Troviamo il cartello che indica la località divelto, pensando sia stata l’azione della natura, ma scopriremo il giorno seguente che in realtà si tratta del proprietario delle terre che boicotta la Via in modo piuttosto puerile; infatti si potrebbe evitare la discesa a Lerchi e proseguire in altra direzione, bypassando la strada provinciale SS221 che si incontra in paese, ovviamente piuttosto trafficata.
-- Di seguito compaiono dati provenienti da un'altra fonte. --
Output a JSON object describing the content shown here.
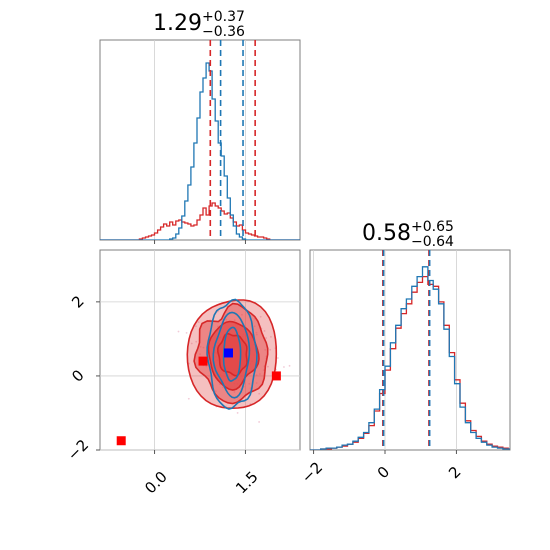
{
  "chart_data": [
    {
      "type": "histogram",
      "panel": "top-left (parameter 1 marginal)",
      "title": {
        "value": "1.29",
        "plus": "+0.37",
        "minus": "−0.36"
      },
      "xlim": [
        -0.9,
        2.4
      ],
      "bins": {
        "start": -0.9,
        "width": 0.05
      },
      "series": [
        {
          "color": "#d62728",
          "counts": [
            0,
            0,
            0,
            0,
            0,
            0,
            0,
            0,
            0,
            0,
            0,
            0,
            0,
            1,
            2,
            3,
            4,
            5,
            7,
            10,
            13,
            16,
            14,
            18,
            15,
            19,
            20,
            18,
            17,
            16,
            14,
            15,
            20,
            25,
            32,
            25,
            34,
            37,
            34,
            32,
            29,
            26,
            27,
            22,
            18,
            14,
            15,
            10,
            7,
            6,
            5,
            4,
            3,
            3,
            2,
            1,
            0,
            0,
            0,
            0,
            0,
            0,
            0,
            0,
            0,
            0,
            0
          ],
          "interval_lines": [
            0.92,
            1.66
          ]
        },
        {
          "color": "#1f77b4",
          "counts": [
            0,
            0,
            0,
            0,
            0,
            0,
            0,
            0,
            0,
            0,
            0,
            0,
            0,
            0,
            0,
            0,
            0,
            0,
            0,
            0,
            0,
            0,
            0,
            1,
            2,
            6,
            12,
            24,
            39,
            55,
            73,
            97,
            122,
            148,
            162,
            177,
            169,
            141,
            119,
            97,
            84,
            64,
            42,
            25,
            14,
            6,
            3,
            1,
            0,
            0,
            0,
            0,
            0,
            0,
            0,
            0,
            0,
            0,
            0,
            0,
            0,
            0,
            0,
            0,
            0,
            0,
            0
          ],
          "interval_lines": [
            1.09,
            1.46
          ]
        }
      ],
      "ymax": 190
    },
    {
      "type": "scatter",
      "panel": "bottom-left (joint 2D contours)",
      "xlim": [
        -0.9,
        2.4
      ],
      "ylim": [
        -2.0,
        3.4
      ],
      "x_ticks": [
        {
          "value": 0.0,
          "label": "0.0"
        },
        {
          "value": 1.5,
          "label": "1.5"
        }
      ],
      "y_ticks": [
        {
          "value": -2,
          "label": "−2"
        },
        {
          "value": 0,
          "label": "0"
        },
        {
          "value": 2,
          "label": "2"
        }
      ],
      "red_contours": {
        "color": "#d62728",
        "fill": "#e34a4a",
        "center": [
          1.29,
          0.58
        ],
        "levels": [
          {
            "rx": 0.72,
            "ry": 1.55,
            "opacity": 0.35
          },
          {
            "rx": 0.58,
            "ry": 1.25,
            "opacity": 0.5
          },
          {
            "rx": 0.4,
            "ry": 0.88,
            "opacity": 0.75
          },
          {
            "rx": 0.24,
            "ry": 0.55,
            "opacity": 0.95
          }
        ]
      },
      "blue_contours": {
        "color": "#1f77b4",
        "center": [
          1.28,
          0.58
        ],
        "levels": [
          {
            "rx": 0.4,
            "ry": 1.45
          },
          {
            "rx": 0.28,
            "ry": 1.1
          },
          {
            "rx": 0.14,
            "ry": 0.72
          }
        ]
      },
      "markers": [
        {
          "x": 1.22,
          "y": 0.62,
          "color": "#0000ff"
        },
        {
          "x": 0.8,
          "y": 0.4,
          "color": "#ff0000"
        },
        {
          "x": 2.01,
          "y": 0.0,
          "color": "#ff0000"
        },
        {
          "x": -0.55,
          "y": -1.75,
          "color": "#ff0000"
        }
      ]
    },
    {
      "type": "histogram",
      "panel": "bottom-right (parameter 2 marginal)",
      "title": {
        "value": "0.58",
        "plus": "+0.65",
        "minus": "−0.64"
      },
      "xlim": [
        -2.1,
        3.5
      ],
      "x_ticks": [
        {
          "value": -2,
          "label": "−2"
        },
        {
          "value": 0,
          "label": "0"
        },
        {
          "value": 2,
          "label": "2"
        }
      ],
      "bins": {
        "start": -2.1,
        "width": 0.15
      },
      "series": [
        {
          "color": "#d62728",
          "counts": [
            0,
            0,
            1,
            1,
            2,
            3,
            4,
            6,
            8,
            12,
            17,
            25,
            40,
            58,
            82,
            104,
            125,
            140,
            150,
            162,
            172,
            178,
            170,
            168,
            152,
            128,
            100,
            72,
            48,
            30,
            20,
            14,
            9,
            6,
            4,
            3,
            2,
            1,
            0
          ],
          "interval_lines": [
            -0.06,
            1.23
          ]
        },
        {
          "color": "#1f77b4",
          "counts": [
            0,
            0,
            1,
            2,
            2,
            3,
            5,
            6,
            9,
            13,
            18,
            28,
            42,
            62,
            86,
            110,
            128,
            145,
            155,
            168,
            178,
            188,
            174,
            165,
            150,
            124,
            96,
            68,
            44,
            28,
            18,
            12,
            8,
            5,
            3,
            2,
            1,
            1,
            0
          ],
          "interval_lines": [
            -0.04,
            1.25
          ]
        }
      ],
      "ymax": 195
    }
  ]
}
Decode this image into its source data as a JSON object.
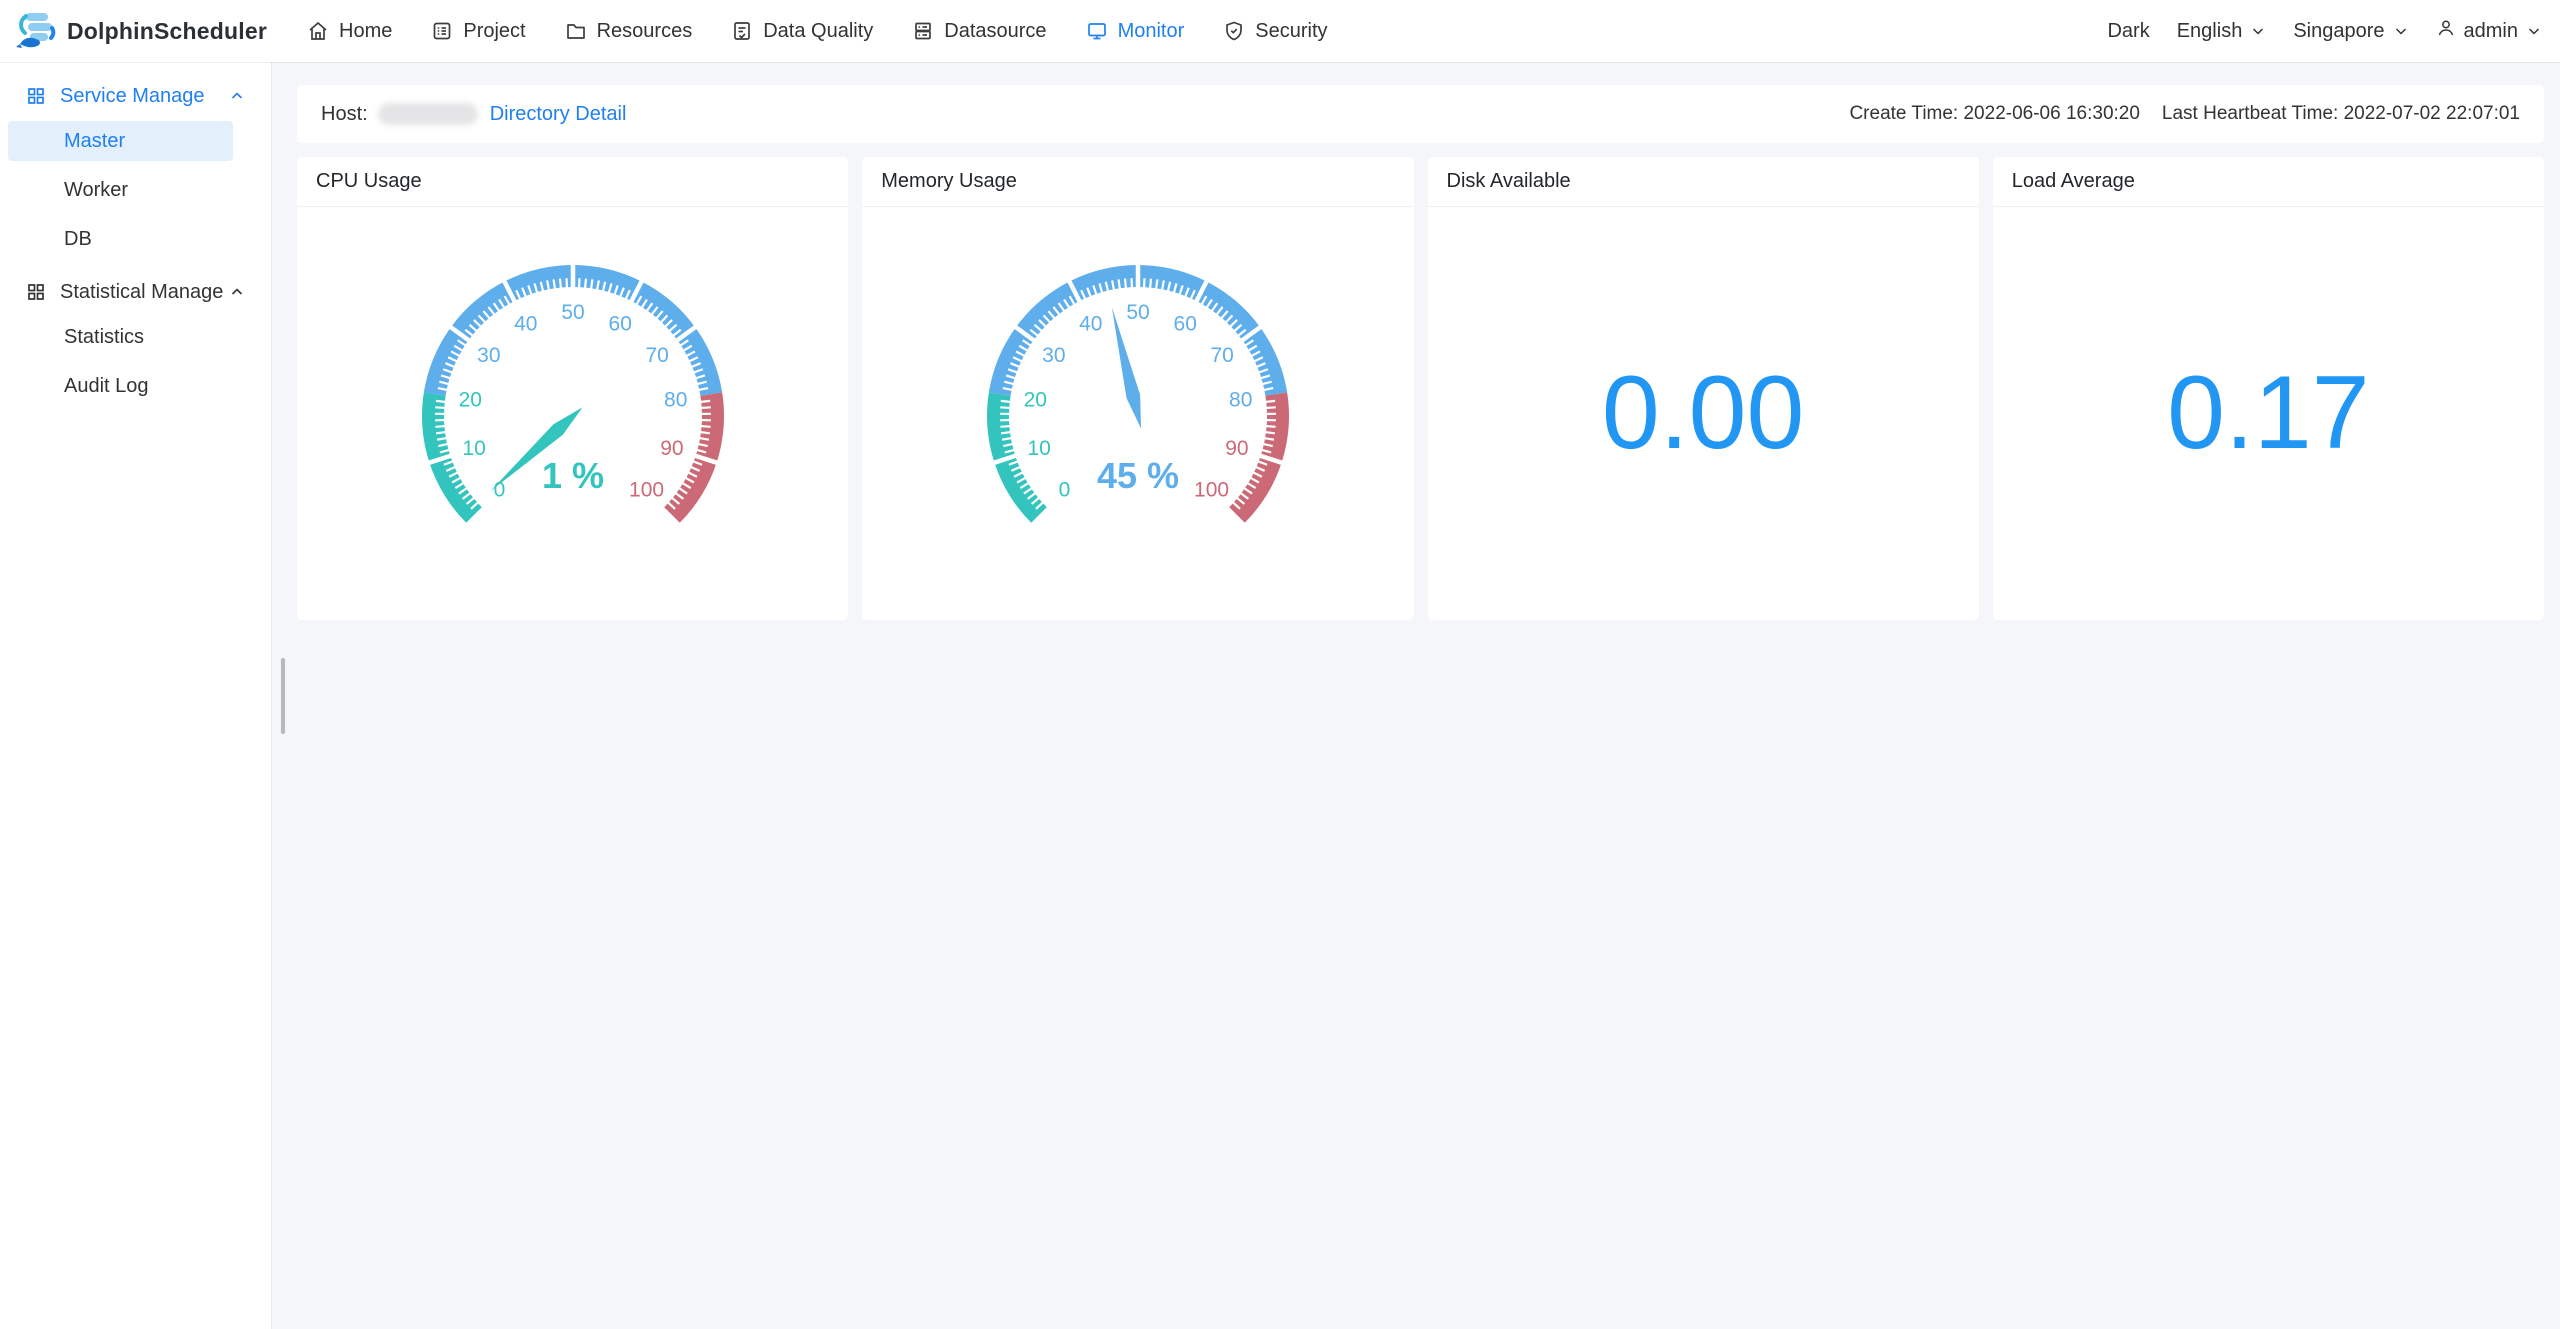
{
  "navbar": {
    "brand": "DolphinScheduler",
    "items": [
      {
        "label": "Home",
        "icon": "home-icon",
        "active": false
      },
      {
        "label": "Project",
        "icon": "project-icon",
        "active": false
      },
      {
        "label": "Resources",
        "icon": "resources-icon",
        "active": false
      },
      {
        "label": "Data Quality",
        "icon": "data-quality-icon",
        "active": false
      },
      {
        "label": "Datasource",
        "icon": "datasource-icon",
        "active": false
      },
      {
        "label": "Monitor",
        "icon": "monitor-icon",
        "active": true
      },
      {
        "label": "Security",
        "icon": "security-icon",
        "active": false
      }
    ],
    "right": {
      "theme_label": "Dark",
      "language": "English",
      "timezone": "Singapore",
      "user": "admin"
    }
  },
  "sidebar": {
    "sections": [
      {
        "label": "Service Manage",
        "icon": "grid-icon",
        "active": true,
        "expanded": true,
        "items": [
          {
            "label": "Master",
            "selected": true
          },
          {
            "label": "Worker",
            "selected": false
          },
          {
            "label": "DB",
            "selected": false
          }
        ]
      },
      {
        "label": "Statistical Manage",
        "icon": "grid-icon",
        "active": false,
        "expanded": true,
        "items": [
          {
            "label": "Statistics",
            "selected": false
          },
          {
            "label": "Audit Log",
            "selected": false
          }
        ]
      }
    ]
  },
  "host_bar": {
    "host_label": "Host:",
    "host_value_redacted": true,
    "link_label": "Directory Detail",
    "create_time": "Create Time: 2022-06-06 16:30:20",
    "heartbeat_time": "Last Heartbeat Time: 2022-07-02 22:07:01"
  },
  "cards": [
    {
      "title": "CPU Usage",
      "type": "gauge",
      "value": 1,
      "detail": "1 %"
    },
    {
      "title": "Memory Usage",
      "type": "gauge",
      "value": 45,
      "detail": "45 %"
    },
    {
      "title": "Disk Available",
      "type": "number",
      "display": "0.00"
    },
    {
      "title": "Load Average",
      "type": "number",
      "display": "0.17"
    }
  ],
  "chart_data": [
    {
      "type": "gauge",
      "title": "CPU Usage",
      "value": 1,
      "unit": "%",
      "min": 0,
      "max": 100,
      "tick_labels": [
        0,
        10,
        20,
        30,
        40,
        50,
        60,
        70,
        80,
        90,
        100
      ],
      "segments": [
        {
          "from": 0,
          "to": 20,
          "color": "#33c5bd"
        },
        {
          "from": 20,
          "to": 80,
          "color": "#5faeec"
        },
        {
          "from": 80,
          "to": 100,
          "color": "#cb6a76"
        }
      ]
    },
    {
      "type": "gauge",
      "title": "Memory Usage",
      "value": 45,
      "unit": "%",
      "min": 0,
      "max": 100,
      "tick_labels": [
        0,
        10,
        20,
        30,
        40,
        50,
        60,
        70,
        80,
        90,
        100
      ],
      "segments": [
        {
          "from": 0,
          "to": 20,
          "color": "#33c5bd"
        },
        {
          "from": 20,
          "to": 80,
          "color": "#5faeec"
        },
        {
          "from": 80,
          "to": 100,
          "color": "#cb6a76"
        }
      ]
    },
    {
      "type": "number",
      "title": "Disk Available",
      "value": 0.0,
      "display": "0.00"
    },
    {
      "type": "number",
      "title": "Load Average",
      "value": 0.17,
      "display": "0.17"
    }
  ],
  "gauge_style": {
    "start_angle": 225,
    "total_angle": 270,
    "outer_r": 151,
    "thickness": 22,
    "label_r": 104,
    "needle_len": 112,
    "split_values": [
      10,
      30,
      40,
      50,
      60,
      70,
      90
    ],
    "teal": "#33c5bd",
    "blue": "#5faeec",
    "red": "#cb6a76"
  },
  "colors": {
    "primary": "#2080f0",
    "big_number": "#2196f3",
    "background": "#f5f6f9"
  }
}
Poco importa, arriviamo in 15 minuti a Lerchi, per poi riprendere a salire in direzione Località Varzo (516m s.l.m.), passando attraverso boschi cintati che si configurano come territorio di una azienda faunistico venatoria della zona. La strada prosegue tra tratti pianeggianti ed in discesa, in direzione dell’Eremo del Buon Riposo (513m s.l.m.), che si raggiunge in ulteriori 15 minuti.

A discapito del nome, ora l’eremo si configura come una casa privata, dove abbiamo letto che i gentili proprietari accompagnano i passanti interessati se presenti; quindi, non stupitevi se non lo trovate aperto! Ora di pranzare, ci fermiamo quindi al punto di ristoro approntato praticamente all’ingresso dell’ex eremo, dove si trova una fontanella che purtroppo non vuole sapere di offrirci un po’ di acqua fresca. Nel frattempo, un gruppo di ragazzi ci raggiunge, e si ferma per una sosta; anche loro stanno camminando sulla Via, e li incontreremo nuovamente nei giorni seguenti.

Riprendiamo a scendere una volta rifocillati, secondo i segnali fra un’ora arriveremo alla meta. La discesa su sterrato è tranquilla, ma una volta arrivati in Località Montesca (430m s.l.m.) si prende a camminare su asfalto. Qui scopriamo di aver percorso un tratto dell’Anello 11 della Montesca Buonriposo, come segnalato da una bacheca della Comunità Montana Alto Tevere Umbro e della sezione locale del CAI.

La Montesca è sede di una fondazione, posizionata nella centenaria Villa che sorge all’interno del parco, che funge da Centro congressi, ma oggi è tutto chiuso e non abbiamo la possibilità di vedere nulla al suo interno. Proseguiamo quindi verso Città di Castello, transitando fra abitazioni private; uno dei gentili proprietari ha creato nel proprio giardino un’area di sosta per i pellegrini, altro bell’esempio di come la Via di Francesco sia tenuta in grande considerazione da molti abitanti del luogo!

Il tempo di incrociare di nuovo la statale SS221, e giungiamo in paese. Transitiamo sul Fiume Tevere, che incontreremo per la prima ed ultima volta in occasione di questa nostra parte di Cammino, e non ci resta che trovare il nostro “rifugio” per la notte; la città è animata, è in corso l’“Only Wine Festival 2019”, fiera del vino che ha attirato molti appassionati a Città di Castello. Una cena sostanziosa conclude in bellezza la giornata, e siamo pronti a riposare in attesa della tappa di domani, la più lunga del lotto, che ci porterà a Pieve de’ Saddi.